Assinado pelos edis Danilo Dominico (PSD), João Napoleão (Pros) e Jabur do Motocross (PRB), a proposta está em fase de votação na Câmara

-

A comercialização de vale gás está na mira de um projeto de lei proposto pelos vereadores Danilo Dominico (PSD), João Napoleão (Pros) e Jabur do Motocross (PRB) e pode sofrer mudanças na “terra do lobo bravo”.

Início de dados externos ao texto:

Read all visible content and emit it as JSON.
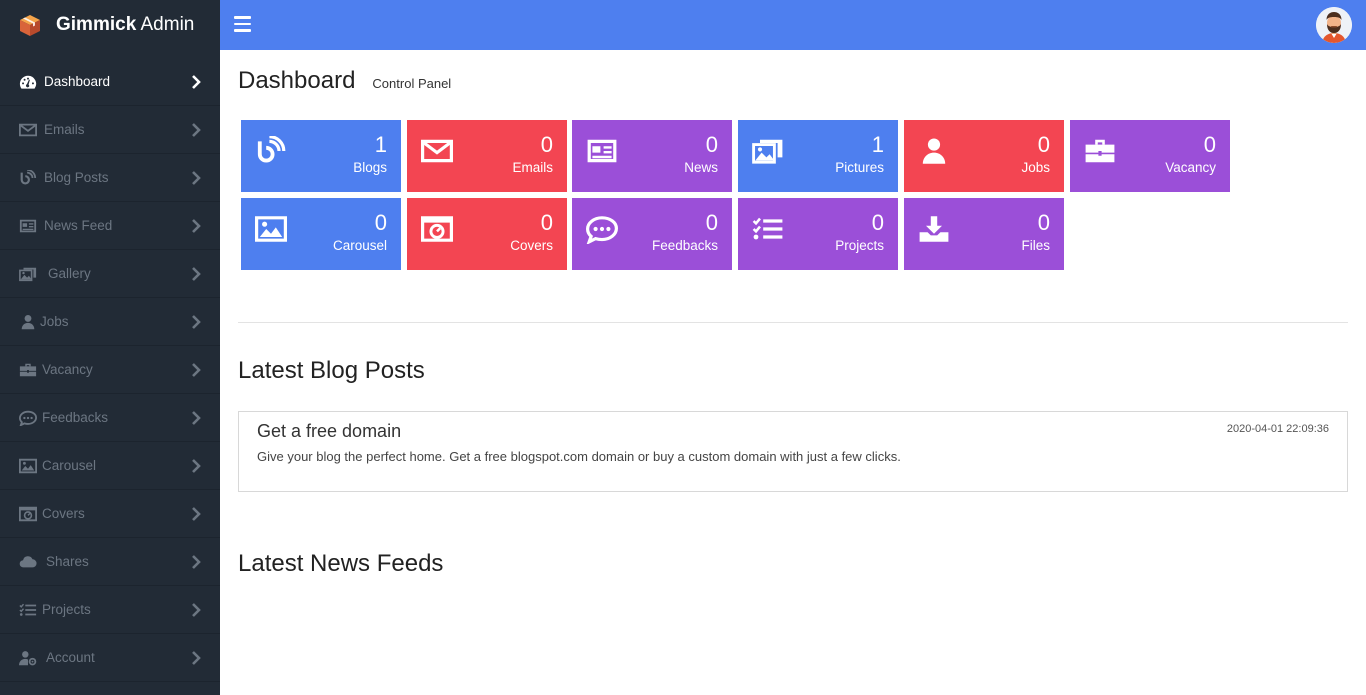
{
  "brand": {
    "name_bold": "Gimmick",
    "name_rest": " Admin"
  },
  "sidebar": {
    "items": [
      {
        "label": "Dashboard",
        "icon": "tachometer-icon",
        "active": true
      },
      {
        "label": "Emails",
        "icon": "envelope-icon"
      },
      {
        "label": "Blog Posts",
        "icon": "blog-icon"
      },
      {
        "label": "News Feed",
        "icon": "newspaper-icon"
      },
      {
        "label": "Gallery",
        "icon": "images-icon"
      },
      {
        "label": "Jobs",
        "icon": "user-tie-icon"
      },
      {
        "label": "Vacancy",
        "icon": "briefcase-icon"
      },
      {
        "label": "Feedbacks",
        "icon": "comment-dots-icon"
      },
      {
        "label": "Carousel",
        "icon": "image-icon"
      },
      {
        "label": "Covers",
        "icon": "cover-icon"
      },
      {
        "label": "Shares",
        "icon": "cloud-icon"
      },
      {
        "label": "Projects",
        "icon": "tasks-icon"
      },
      {
        "label": "Account",
        "icon": "user-cog-icon"
      }
    ]
  },
  "header": {
    "title": "Dashboard",
    "subtitle": "Control Panel"
  },
  "tiles": [
    {
      "value": "1",
      "label": "Blogs",
      "color": "#4e7fef",
      "icon": "blog-icon"
    },
    {
      "value": "0",
      "label": "Emails",
      "color": "#f34552",
      "icon": "envelope-icon"
    },
    {
      "value": "0",
      "label": "News",
      "color": "#9b4fd8",
      "icon": "newspaper-icon"
    },
    {
      "value": "1",
      "label": "Pictures",
      "color": "#4e7fef",
      "icon": "images-icon"
    },
    {
      "value": "0",
      "label": "Jobs",
      "color": "#f34552",
      "icon": "user-tie-icon"
    },
    {
      "value": "0",
      "label": "Vacancy",
      "color": "#9b4fd8",
      "icon": "briefcase-icon"
    },
    {
      "value": "0",
      "label": "Carousel",
      "color": "#4e7fef",
      "icon": "image-icon"
    },
    {
      "value": "0",
      "label": "Covers",
      "color": "#f34552",
      "icon": "cover-icon"
    },
    {
      "value": "0",
      "label": "Feedbacks",
      "color": "#9b4fd8",
      "icon": "comment-dots-icon"
    },
    {
      "value": "0",
      "label": "Projects",
      "color": "#9b4fd8",
      "icon": "tasks-icon"
    },
    {
      "value": "0",
      "label": "Files",
      "color": "#9b4fd8",
      "icon": "download-icon"
    }
  ],
  "blog_section": {
    "title": "Latest Blog Posts",
    "posts": [
      {
        "title": "Get a free domain",
        "timestamp": "2020-04-01 22:09:36",
        "text": "Give your blog the perfect home. Get a free blogspot.com domain or buy a custom domain with just a few clicks."
      }
    ]
  },
  "news_section": {
    "title": "Latest News Feeds"
  },
  "colors": {
    "sidebar": "#222b36",
    "topbar": "#4e7fef",
    "blue": "#4e7fef",
    "red": "#f34552",
    "purple": "#9b4fd8"
  }
}
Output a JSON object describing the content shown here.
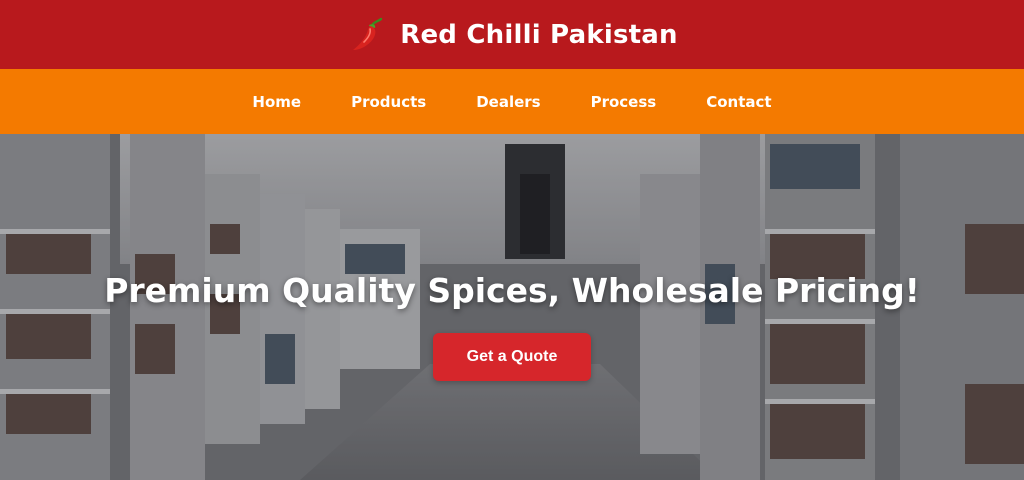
{
  "header": {
    "brand_name": "Red Chilli Pakistan",
    "logo_icon": "chili-pepper-icon",
    "background_color": "#b8191d"
  },
  "nav": {
    "background_color": "#f47a00",
    "items": [
      {
        "label": "Home"
      },
      {
        "label": "Products"
      },
      {
        "label": "Dealers"
      },
      {
        "label": "Process"
      },
      {
        "label": "Contact"
      }
    ]
  },
  "hero": {
    "title": "Premium Quality Spices, Wholesale Pricing!",
    "cta_label": "Get a Quote",
    "cta_color": "#d6262b"
  }
}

Isso porque o texto busca impedir que estabelecimentos comerciais não credenciados junto à Agência Nacional de Petróleo, Gás Natural e Biocombustíveis (ANP) vendam ou distribuam os tickets para aquisição do gás de cozinha.

De acordo com Jabur do Motocross, a aprovação da proposta pode levar à redução do preço para o consumidor final.

“Hoje, o supermercado vai lá no depósito de gás e compra os botijões, mas ele comprou só no papel. Pagou R$ 50 [por unidade] e vende a R$ 75. Na hora de entregar, quem tem que entregar é o próprio depósito, que vendeu mais barato e o mercado é apenas um atravessador”, explica o parlamentar.

No seu ponto de vista, a partir do momento que apenas estabelecimentos credenciados passarem a comercializar, a redução no valor pode ser de até R$ 5, já que “[o depósito] vende, fica com o lucro e já faz a entrega”.

Para Dominico, o PL busca igualar as condições do setor, uma vez que as revendedoras precisam se adequar às regras da ANP, e parte do comércio – que apenas disponibiliza o vale – não.

“Estamos propondo que a concorrência seja igual, que quem deseja praticar a venda esteja dentro das normas e através da fiscalização, buscando evitar a venda clandestina que pode trazer riscos e prejuízos”, afirma.

TEXTO

Na justificativa do PL, os vereadores argumentam que a venda e a distribuição de vale gás é irregular, já que há critérios específicos para o armazenamento, venda e distribuição do Gás Liquefeito de Petróleo (GLP).

“[...] os estabelecimentos como shopping centers, hipermercados, supermercados, farmácias e estabelecimentos congêneres realizam concorrência desleal”, afirmam, ressaltando que nesses casos, não há o ônus e custo próprio para a atividade regulamentada.

A defesa do projeto ainda aponta que o assunto é de interesse local, “tendo em vista aspectos vinculados à segurança dos munícipes e a prevenção contra a comercialização irregular de produtos inflamáveis”.

Dominico ressalta que o consumidor poderá continuar comprando o vale gás, desde que através de distribuidores credenciados. “A competitividade existirá no setor. Ou seja, encontrar preços mais baratos será possível”, finaliza.

PAUTA

Além desta proposta, está atualmente em discussão um PL que autoriza a Paróquia Divino Espírito Santo a fixar um símbolo de seu padroeiro em uma rotatória da avenida Moacir Júlio Silvestri, também assinado pelo edil Danilo Dominico, e um texto que institui abril como o “Mês de prevenção da crueldade contra animais”, de autoria do vereador Dognei (PDT).